If this court’s view of the applicable law as outlined in the original memorandum is correct, it is clear from the pleadings and affidavits already submitted that there is no genuine issue as to any-material fact. See Rule 56, Fed.R.Civ.P. Accordingly, defendants’ cross-motion for summary judgment is granted.

So ordered.

. In sustaining Carroll’s expulsion Judge Levet of this court commented: “This action, the fifth, continues unabated this ‘battle of injunctions’ between the parties and adds the latest chapter to the rhapsody of their contest.” Carroll v. Associated Musicians of New York Local 802, 235 F.Supp. 161, 163 (S.D.N.Y.1963). For a partial listing of the litigation between Carroll and Local 802, see footnote 1 to Judge Levet’s opinion.

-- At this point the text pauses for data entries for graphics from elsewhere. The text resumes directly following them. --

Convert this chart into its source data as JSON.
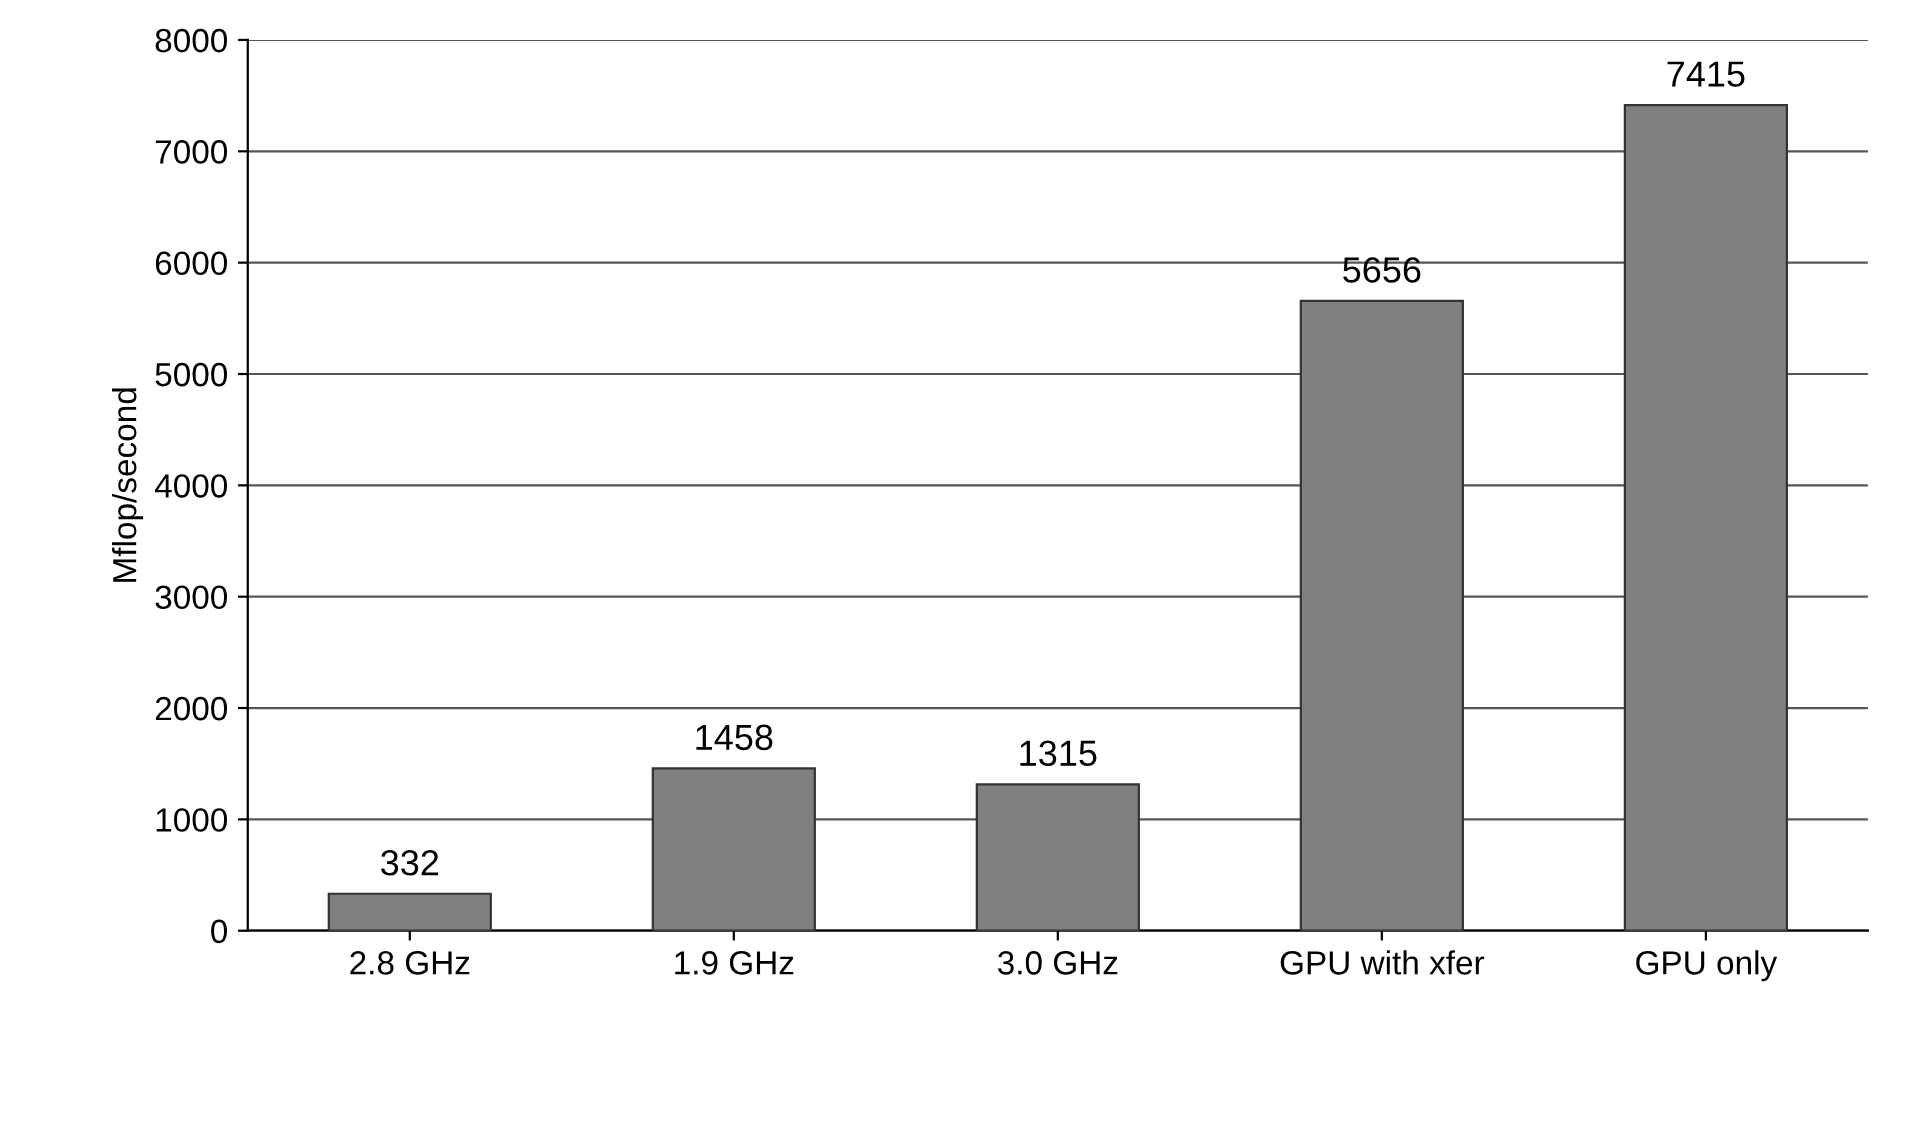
{
  "chart_data": {
    "type": "bar",
    "ylabel": "Mflop/second",
    "categories": [
      "2.8 GHz",
      "1.9 GHz",
      "3.0 GHz",
      "GPU with xfer",
      "GPU only"
    ],
    "values": [
      332,
      1458,
      1315,
      5656,
      7415
    ],
    "color": "#808080",
    "ylim": [
      0,
      8000
    ],
    "yticks": [
      0,
      1000,
      2000,
      3000,
      4000,
      5000,
      6000,
      7000,
      8000
    ],
    "grid": "y",
    "data_labels": true
  }
}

. 73 Stat. 519, 29 U.S.C.A. § 412.

. The charges were in writing and stated:

“I [the Sergeant at Arms] * * * charge the said [name of individual] with Violation and Disobedience of Article IV, Section 1, Par. H of the By-laws of said Local.
Specifications:
“PERFORMING WITH A NON MEMBER OF THE LOCAL HOTEL WALDORF ASTORIA November 27th, 1966”

. The charges were heard by Local 802’s trial board on January 3, 1967. At the hearing, testimony from Union delegates was heard and each of the present plaintiffs submitted a statement which read:

“Yes I work for Joseph Carroll as an employee musician in his orchestra; and he is, as the Allegro Official notice makes clear, an expelled member whom it is the purpose of this Union’s leader to boycott, as is apparent from Allegro. I also know that Local 802’s by-laws forbid all members from playing with non-members or expelled members.”

On January 10, 1967, each of the plaintiffs was found guilty of the charge set forth in footnote 2, supra, and was expelled from the Local. Thereafter, each plaintiff appealed to the A.F.M. In accordance with the A.F.M.’s appeal procedures, each plaintiff submitted a statement of the grounds for setting aside his expulsion; Local 802 submitted an answer; and each plaintiff was afforded an opportunity to rebut Local 802’s claims. On June 22, 1967, the International Executive Board of the A.F.M. denied plaintiffs’ appeals.

. 49 Stat. 449 as amended by 61 Stat. 136 and 73 Stat. 519, 29 U.S.C.A. § 141 et seq.

. The N.L.R.B. uses certain guidelines in an effort to limit the exercise of its jurisdiction to significant cases involving substantial commerce. Joe Carroll Orchestras do a gross business of over $400,000 a year which places Mr. Carroll well within the Board’s guidelines.

. 8(b) It shall be an unfair labor practice for a labor organization or its agents—

(1) to restrain or coerce (A) employees in the exercise of the rights guaranteed in section 7: Provided, That this paragraph shall not impair the right of a labor organization to prescribe its own rules with respect to the acquisition or retention of membership therein; * * *
(2) to cause or attempt to cause an employer to discriminate against an employee in violation of subsection (a) (3) of this section or to discriminate against an employee with respect to whom membership in such organization has been denied or terminated on some ground other than his failure to tender the periodic dues and the initiation fees uniformly required as a condition of acquiring or retaining membership; * * * 49 Stat. 449, 29 U.S.C.A. § 158(b) (1) (A) and (b) (2).

. Art. IV, § 1, para. H., Constitution and By-Laws of the Associated Musicians of Greater New York, Local 802 (quoted at p. 2 of the first memorandum).

. See footnote 4 in the original memorandum.